Molecular communication systems encounter similar constraints as telecommunications. In either case, channel crosstalk at the receiver end will result in information loss that statistical analysis cannot compensate. This is because in any communication channel there is a physical limit to the amount of information that can be transmitted. We present a novel and simple modified end amplification (MEA) technique to generate reduced and defined amounts of specific information in form of short fragments from an oligonucleotide source that also contains unrelated and redundant information. Our method can be a valuable tool to investigate information overflow and channel capacity in biomolecular recognition systems.
Citation: Bokkasam H, Ott A (2016) Information Limited Oligonucleotide Amplification Assay for Affinity-Based, Parallel Detection Studies. PLoS ONE 11(3): e0151072. https://doi.org/10.1371/journal.pone.0151072
Editor: Cynthia Gibas, University of North Carolina at Charlotte, UNITED STATES
Received: July 23, 2015; Accepted: February 23, 2016; Published: March 15, 2016
Copyright: © 2016 Bokkasam, Ott. This is an open access article distributed under the terms of the Creative Commons Attribution License, which permits unrestricted use, distribution, and reproduction in any medium, provided the original author and source are credited.
Data Availability: All relevant data are within the paper and its Supporting Information files.
Funding: The authors gratefully acknowledge the financial support provided by Deutsche Forschungsgemeinschaft (DFG) graduate college (GRK 1276) "Structure Formation and Transport in Complex Systems" and the collaborative research center (SFB 1027) "Physical Modeling of non-Equilibrium Processes in Biological Systems". The funders had no role in study design, data collection and analysis, decision to publish, or preparation of the manuscript.
Competing interests: The authors have declared that no competing interests exist.
Channel capacity corresponds to the highest rate of information transfer that can be achieved in a communications channel. It depends, among other factors, on the signal to noise ratio of the channel. If information is transmitted at a rate above channel capacity, the amount of erroneously received information unavoidably increases and information is lost irreversibly. This is regardless of the statistical treatment that is performed at the receiver, and independent of the coding scheme used. Although there have been many advances in increasing the accuracy of communication systems through novel electronic circuitry, channel capacity still defines the physical limit for accurate information transmission as shown in Shannon’s work on information theory . Information theory has been extended to molecular information processing in Life science .

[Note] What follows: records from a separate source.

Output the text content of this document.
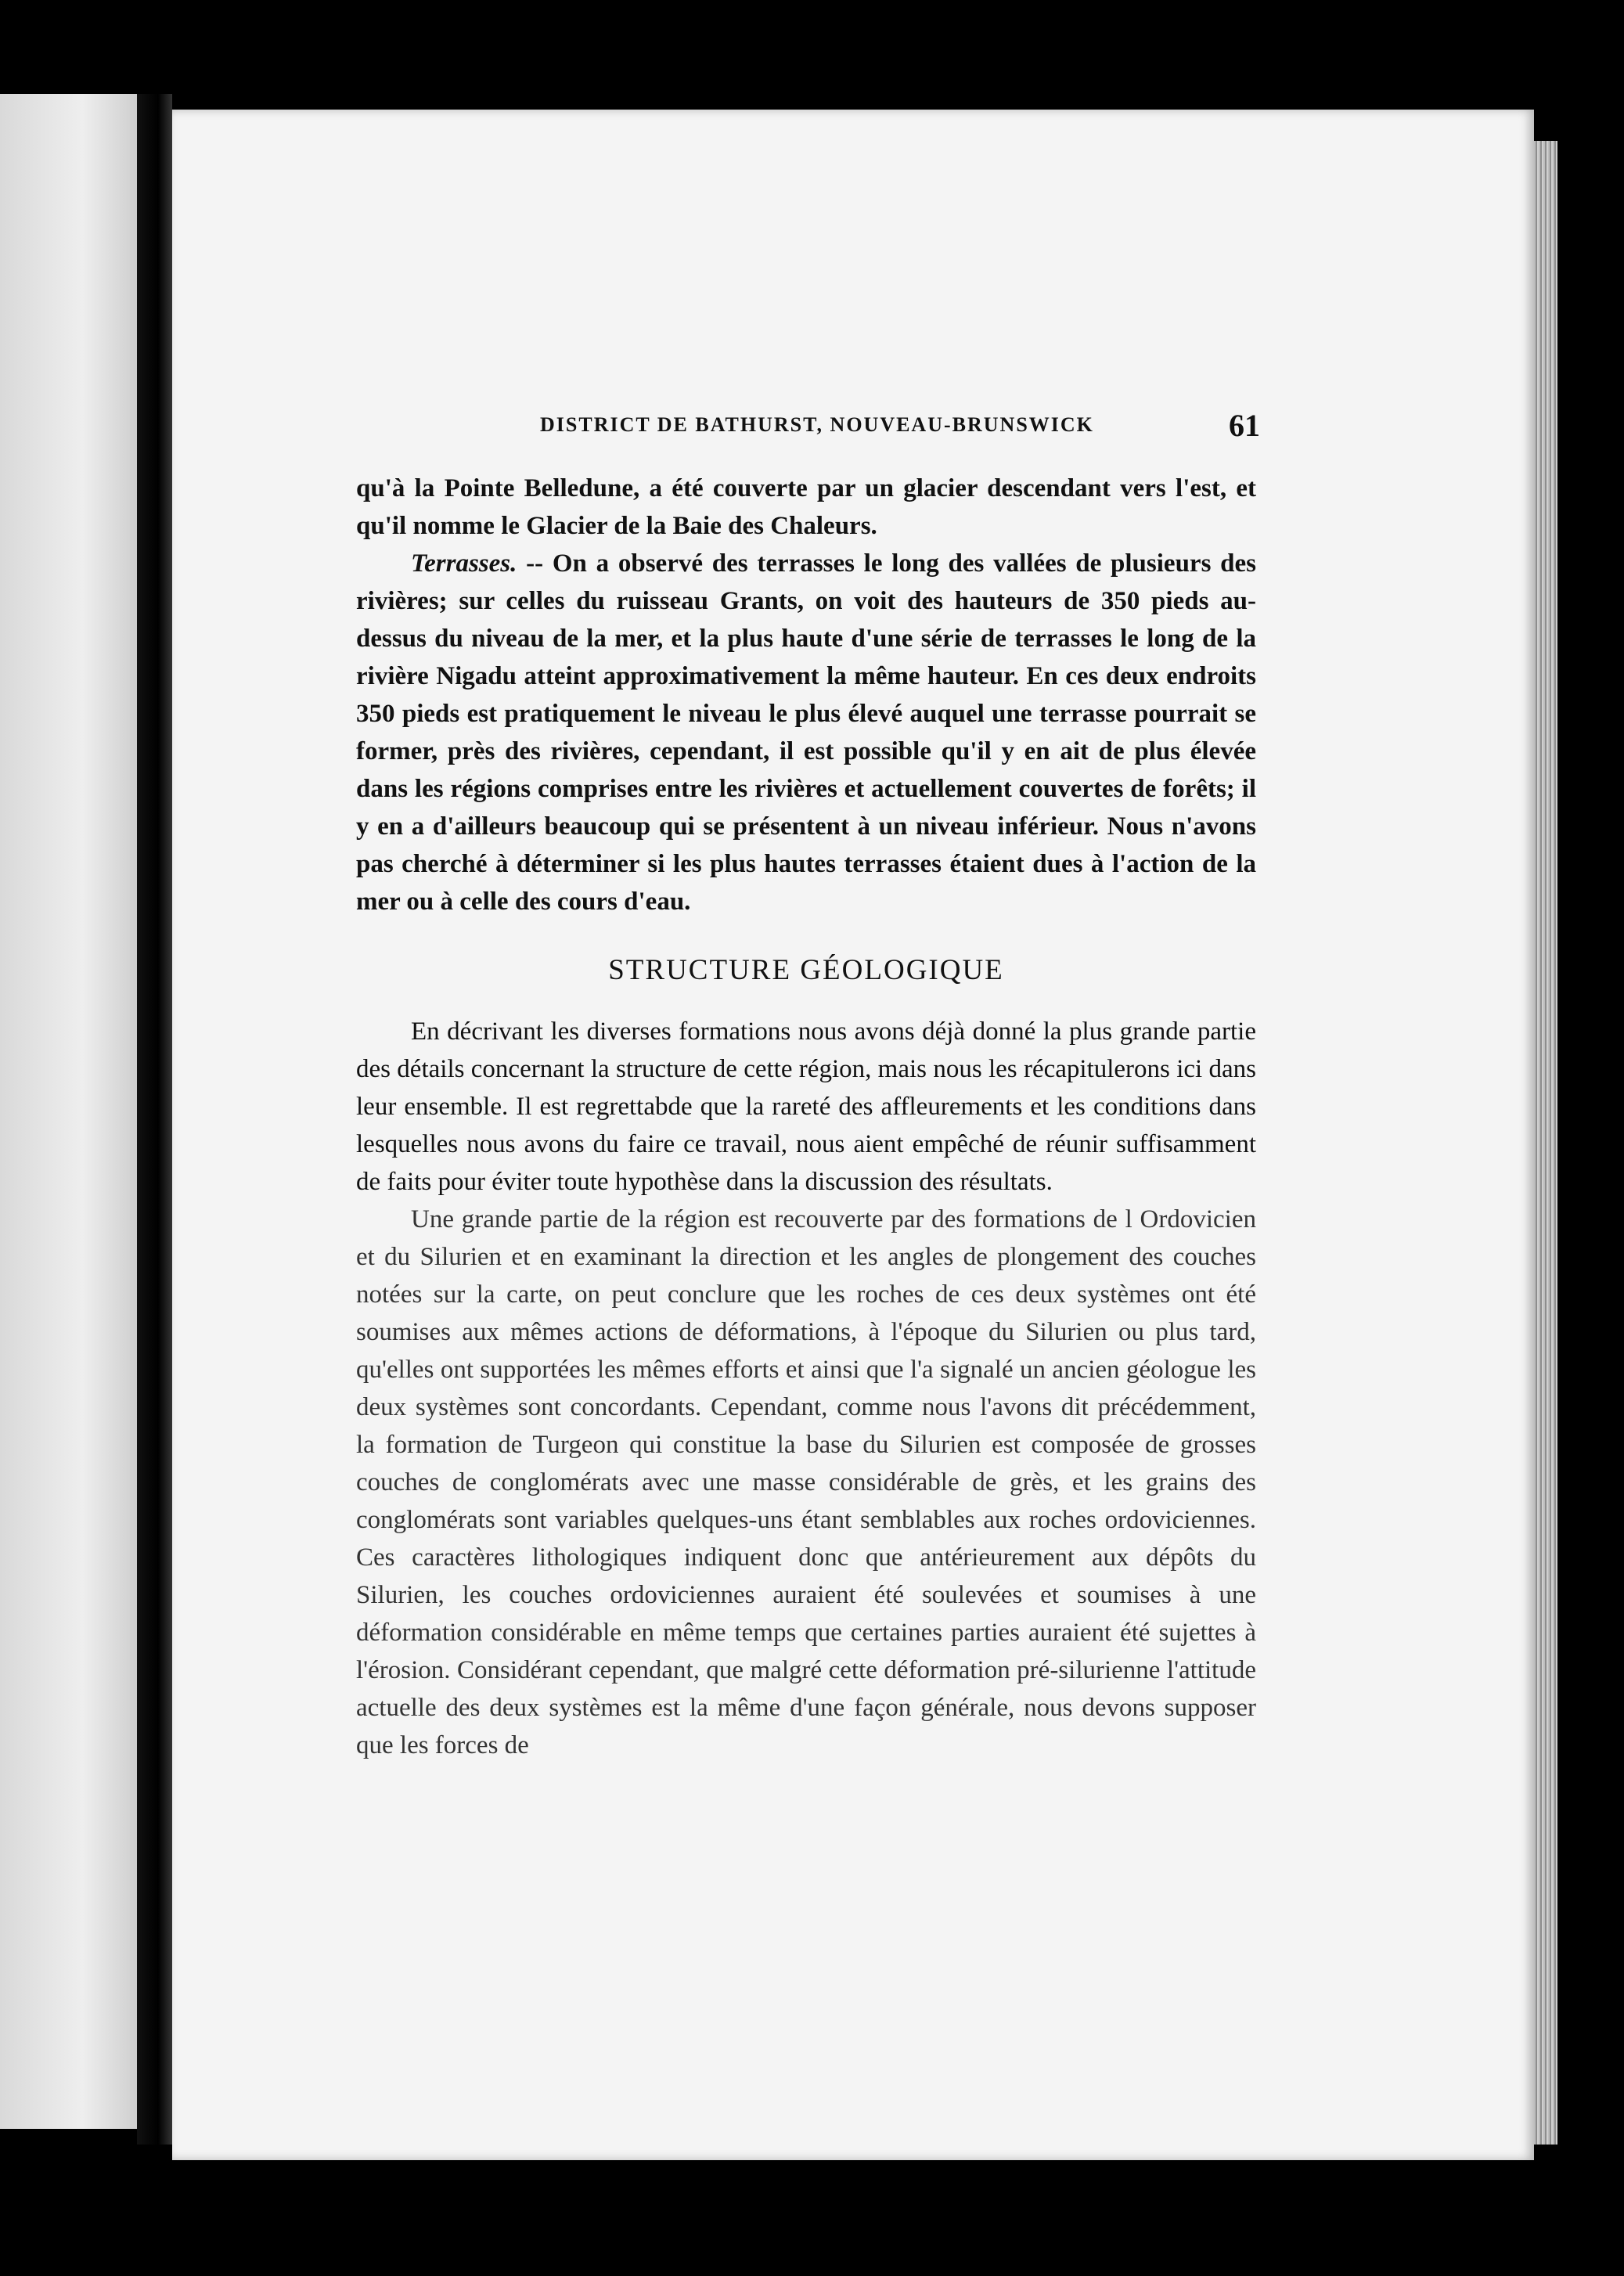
DISTRICT DE BATHURST, NOUVEAU-BRUNSWICK	61

qu'à la Pointe Belledune, a été couverte par un glacier descendant vers l'est, et qu'il nomme le Glacier de la Baie des Chaleurs.

Terrasses. -- On a observé des terrasses le long des vallées de plusieurs des rivières; sur celles du ruisseau Grants, on voit des hauteurs de 350 pieds au-dessus du niveau de la mer, et la plus haute d'une série de terrasses le long de la rivière Nigadu atteint approximativement la même hauteur. En ces deux endroits 350 pieds est pratiquement le niveau le plus élevé auquel une terrasse pourrait se former, près des rivières, cependant, il est possible qu'il y en ait de plus élevée dans les régions comprises entre les rivières et actuellement couvertes de forêts; il y en a d'ailleurs beaucoup qui se présentent à un niveau inférieur. Nous n'avons pas cherché à déterminer si les plus hautes terrasses étaient dues à l'action de la mer ou à celle des cours d'eau.

STRUCTURE GÉOLOGIQUE

En décrivant les diverses formations nous avons déjà donné la plus grande partie des détails concernant la structure de cette région, mais nous les récapitulerons ici dans leur ensemble. Il est regrettabde que la rareté des affleurements et les conditions dans lesquelles nous avons du faire ce travail, nous aient empêché de réunir suffisamment de faits pour éviter toute hypothèse dans la discussion des résultats.

Une grande partie de la région est recouverte par des formations de l Ordovicien et du Silurien et en examinant la direction et les angles de plongement des couches notées sur la carte, on peut conclure que les roches de ces deux systèmes ont été soumises aux mêmes actions de déformations, à l'époque du Silurien ou plus tard, qu'elles ont supportées les mêmes efforts et ainsi que l'a signalé un ancien géologue les deux systèmes sont concordants. Cependant, comme nous l'avons dit précédemment, la formation de Turgeon qui constitue la base du Silurien est composée de grosses couches de conglomérats avec une masse considérable de grès, et les grains des conglomérats sont variables quelques-uns étant semblables aux roches ordoviciennes. Ces caractères lithologiques indiquent donc que antérieurement aux dépôts du Silurien, les couches ordoviciennes auraient été soulevées et soumises à une déformation considérable en même temps que certaines parties auraient été sujettes à l'érosion. Considérant cependant, que malgré cette déformation pré-silurienne l'attitude actuelle des deux systèmes est la même d'une façon générale, nous devons supposer que les forces de
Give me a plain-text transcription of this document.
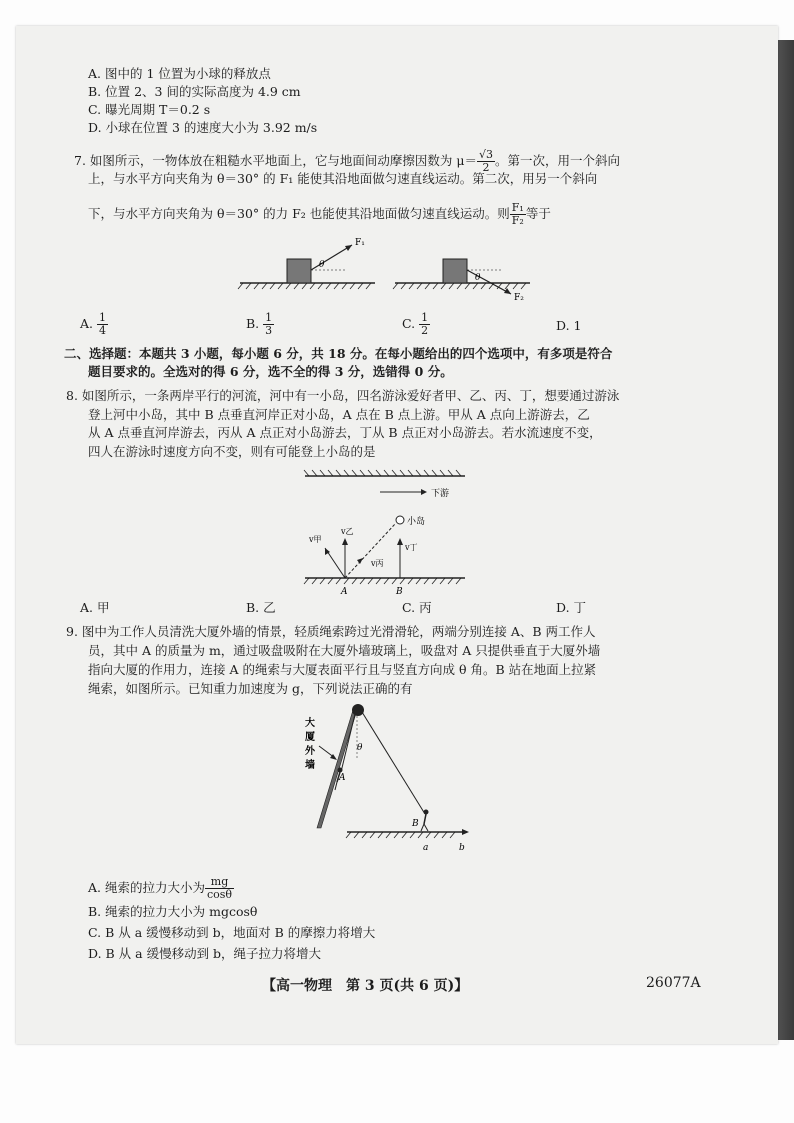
A. 图中的 1 位置为小球的释放点
B. 位置 2、3 间的实际高度为 4.9 cm
C. 曝光周期 T＝0.2 s
D. 小球在位置 3 的速度大小为 3.92 m/s
7. 如图所示，一物体放在粗糙水平地面上，它与地面间动摩擦因数为 $\mu= \frac{√3}{2}$ 。第一次，用一个斜向
上，与水平方向夹角为 θ＝30° 的 F₁ 能使其沿地面做匀速直线运动。第二次，用另一个斜向
下，与水平方向夹角为 θ＝30° 的力 F₂ 也能使其沿地面做匀速直线运动。则 $\frac{\text{F₁}}{\text{F₂}}$ 等于
F₁
θ
F₂
θ
A. $\frac{1}{4}$	B. $\frac{1}{3}$	C. $\frac{1}{2}$	D. 1
二、选择题：本题共 3 小题，每小题 6 分，共 18 分。在每小题给出的四个选项中，有多项是符合
题目要求的。全选对的得 6 分，选不全的得 3 分，选错得 0 分。
8. 如图所示，一条两岸平行的河流，河中有一小岛，四名游泳爱好者甲、乙、丙、丁，想要通过游泳
登上河中小岛，其中 B 点垂直河岸正对小岛，A 点在 B 点上游。甲从 A 点向上游游去，乙
从 A 点垂直河岸游去，丙从 A 点正对小岛游去，丁从 B 点正对小岛游去。若水流速度不变，
四人在游泳时速度方向不变，则有可能登上小岛的是
下游
小岛
v甲
v乙
v丙
v丁
A	B
A. 甲	B. 乙	C. 丙	D. 丁
9. 图中为工作人员清洗大厦外墙的情景，轻质绳索跨过光滑滑轮，两端分别连接 A、B 两工作人
员，其中 A 的质量为 m，通过吸盘吸附在大厦外墙玻璃上，吸盘对 A 只提供垂直于大厦外墙
指向大厦的作用力，连接 A 的绳索与大厦表面平行且与竖直方向成 θ 角。B 站在地面上拉紧
绳索，如图所示。已知重力加速度为 g，下列说法正确的有
大
厦
外
墙
θ
A
B
a	b
A. 绳索的拉力大小为 $\frac{mg}{\cos\theta}$
B. 绳索的拉力大小为 mgcosθ
C. B 从 a 缓慢移动到 b，地面对 B 的摩擦力将增大
D. B 从 a 缓慢移动到 b，绳子拉力将增大
【高一物理　第 3 页(共 6 页)】	26077A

DNA constitutes a four letter code. Molecules that bind to DNA, so called transcription factors, regulate gene expression . It has been suggested that in the biological cell, the number of different transcription factors is such that they reach the physical limit of information density at the DNA recognition sequence . In the biological cell molecular recognition pairs work in parallel and they do not seem to interfere. Understanding their action in an information theoretical context could help and enhance our understanding of biological molecular self organization .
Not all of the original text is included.